Property prices have slowed to the most sluggish pace in six years, according to new figures from the Central Statistics Office (CSO).
Overall, the price of houses and apartments increased by 0.9pc across the country up to October.
But in Dublin, property prices dropped by 1.5pc - with a significant fall of 7.1pc in the Dún Laoghaire-Rathdown area.
It's a remarkably different picture to this time last year, when there was an 8.3pc increase in the 12 months to October 2018.
However, there are signs of growth outside the capital.
Residential property prices excluding Dublin were 3.3pc higher in the year to October, with house prices up by 3.3pc and apartments by 4pc this year.
The region outside Dublin that saw the largest rise in house prices was the Border at 10.1pc - this includes Cavan, Donegal, Leitrim, Monaghan and Sligo.
The CSO also provided the highest median price and lowest median price for households.
The 10 most expensive were in Dublin, with Blackrock (€600,000), Dublin 6 (€580,000) and Glenageary (€570,500) taking the top three spots.
And the least expensive Eircode area over the last 12 months was Clones, with a median price of €75,000, followed by Castlerea at €82,250 and Ballyhaunis at €86,000.
The majority of buyers were people moving house, at 52.7pc, while first-time buyers bought just 31.5pc of the market. The balance of 15.7pc were non-occupiers.
Economist Alan McQuaid anticipated that overall growth will remain poor for the rest of the year and into the beginning of 2020.
"Lack of supply remains the key issue for the Irish housing market.
"First-time buyers continue to be priced out of the market.
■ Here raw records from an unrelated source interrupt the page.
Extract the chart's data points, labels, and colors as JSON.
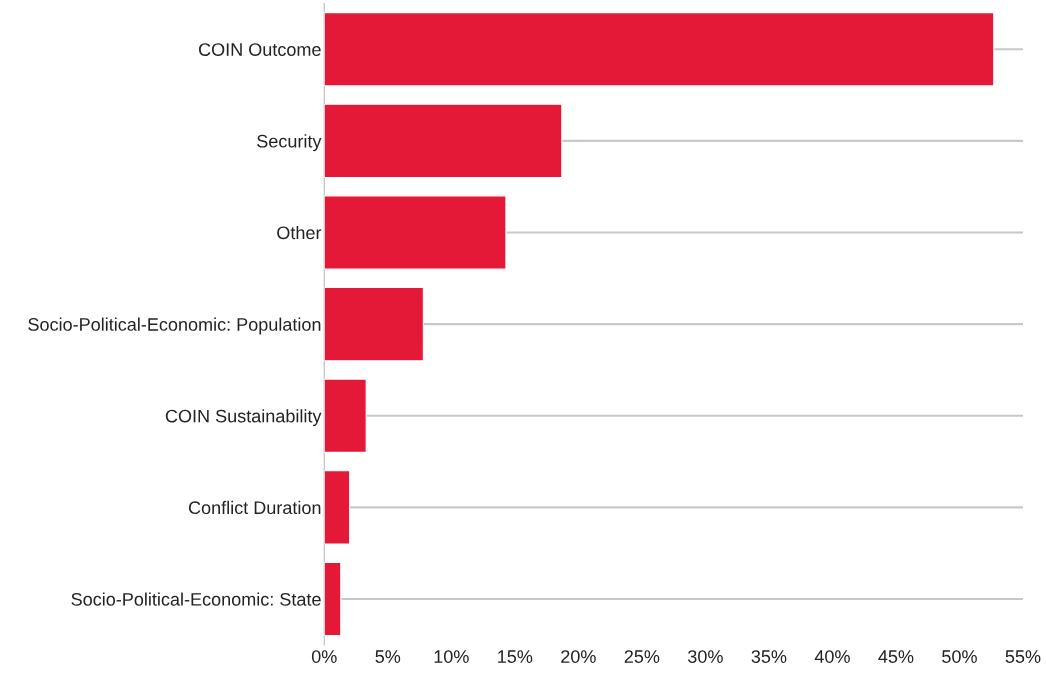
{
  "chart_data": {
    "type": "bar",
    "orientation": "horizontal",
    "categories": [
      "COIN Outcome",
      "Security",
      "Other",
      "Socio-Political-Economic: Population",
      "COIN Sustainability",
      "Conflict Duration",
      "Socio-Political-Economic: State"
    ],
    "values": [
      52.7,
      18.7,
      14.3,
      7.8,
      3.3,
      2.0,
      1.3
    ],
    "color": "#e31937",
    "xlim": [
      0,
      55
    ],
    "xticks": [
      {
        "value": 0,
        "label": "0%"
      },
      {
        "value": 5,
        "label": "5%"
      },
      {
        "value": 10,
        "label": "10%"
      },
      {
        "value": 15,
        "label": "15%"
      },
      {
        "value": 20,
        "label": "20%"
      },
      {
        "value": 25,
        "label": "25%"
      },
      {
        "value": 30,
        "label": "30%"
      },
      {
        "value": 35,
        "label": "35%"
      },
      {
        "value": 40,
        "label": "40%"
      },
      {
        "value": 45,
        "label": "45%"
      },
      {
        "value": 50,
        "label": "50%"
      },
      {
        "value": 55,
        "label": "55%"
      }
    ],
    "grid": "y"
  }
}
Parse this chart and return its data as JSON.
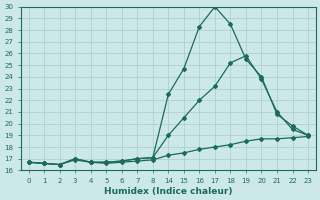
{
  "xlabel": "Humidex (Indice chaleur)",
  "bg_color": "#cce8e8",
  "grid_color": "#aacccc",
  "line_color": "#1a6b5a",
  "x_labels": [
    0,
    1,
    2,
    3,
    4,
    5,
    6,
    7,
    8,
    14,
    15,
    16,
    17,
    18,
    19,
    20,
    21,
    22,
    23
  ],
  "ylim": [
    16,
    30
  ],
  "yticks": [
    16,
    17,
    18,
    19,
    20,
    21,
    22,
    23,
    24,
    25,
    26,
    27,
    28,
    29,
    30
  ],
  "series": {
    "max": {
      "xi": [
        0,
        1,
        2,
        3,
        4,
        5,
        6,
        7,
        8,
        9,
        10,
        11,
        12,
        13,
        14,
        15,
        16,
        17,
        18
      ],
      "y": [
        16.7,
        16.6,
        16.5,
        17.0,
        16.7,
        16.7,
        16.8,
        17.0,
        17.1,
        22.5,
        24.7,
        28.3,
        30.0,
        28.5,
        25.5,
        24.0,
        20.8,
        19.8,
        19.0
      ]
    },
    "mean": {
      "xi": [
        0,
        1,
        2,
        3,
        4,
        5,
        6,
        7,
        8,
        9,
        10,
        11,
        12,
        13,
        14,
        15,
        16,
        17,
        18
      ],
      "y": [
        16.7,
        16.6,
        16.5,
        17.0,
        16.7,
        16.7,
        16.8,
        17.0,
        17.1,
        19.0,
        20.5,
        22.0,
        23.2,
        25.2,
        25.8,
        23.8,
        21.0,
        19.5,
        19.0
      ]
    },
    "min": {
      "xi": [
        0,
        1,
        2,
        3,
        4,
        5,
        6,
        7,
        8,
        9,
        10,
        11,
        12,
        13,
        14,
        15,
        16,
        17,
        18
      ],
      "y": [
        16.7,
        16.6,
        16.5,
        16.9,
        16.7,
        16.6,
        16.7,
        16.8,
        16.9,
        17.3,
        17.5,
        17.8,
        18.0,
        18.2,
        18.5,
        18.7,
        18.7,
        18.8,
        18.9
      ]
    }
  }
}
Subsidising purchasers through tax breaks is not the answer, but at least new supply is coming onstream," he said.
"Overall growth is likely to remain fairly muted in the remainder of the year and into 2020, with the biggest price rises coming from outside the capital."
Meanwhile, the Institute of Professional Auctioneers and Valuers (IPAV) said it strongly supports the view of the ESRI that the cost of building homes must be driven down and called for the setting-up of an official monthly index of input costs.
Pat Davitt, IPAV's chief executive, said there was "a lack of transparency" around the cost of building homes.
"It is difficult to see convergence between what people can afford to buy, what they are allowed to borrow under Central Bank rules, and how we're going to build the 340,000 homes the Central Bank estimates we need up to 2030," he said.
Comparing the different types of homes, house prices decreased by 1.9pc while apartments increased in cost by 0.1pc.
The highest house price growth in Dublin was in Fingal at 0.9pc, while Dún Laoghaire-Rathdown saw a decline of 7.1pc, according to the CSO data.
Dublin residential property prices are 21.3pc lower than their February 2007 peak, while residential property prices in the rest of Ireland are 20.1pc lower than their Celtic Tiger peak.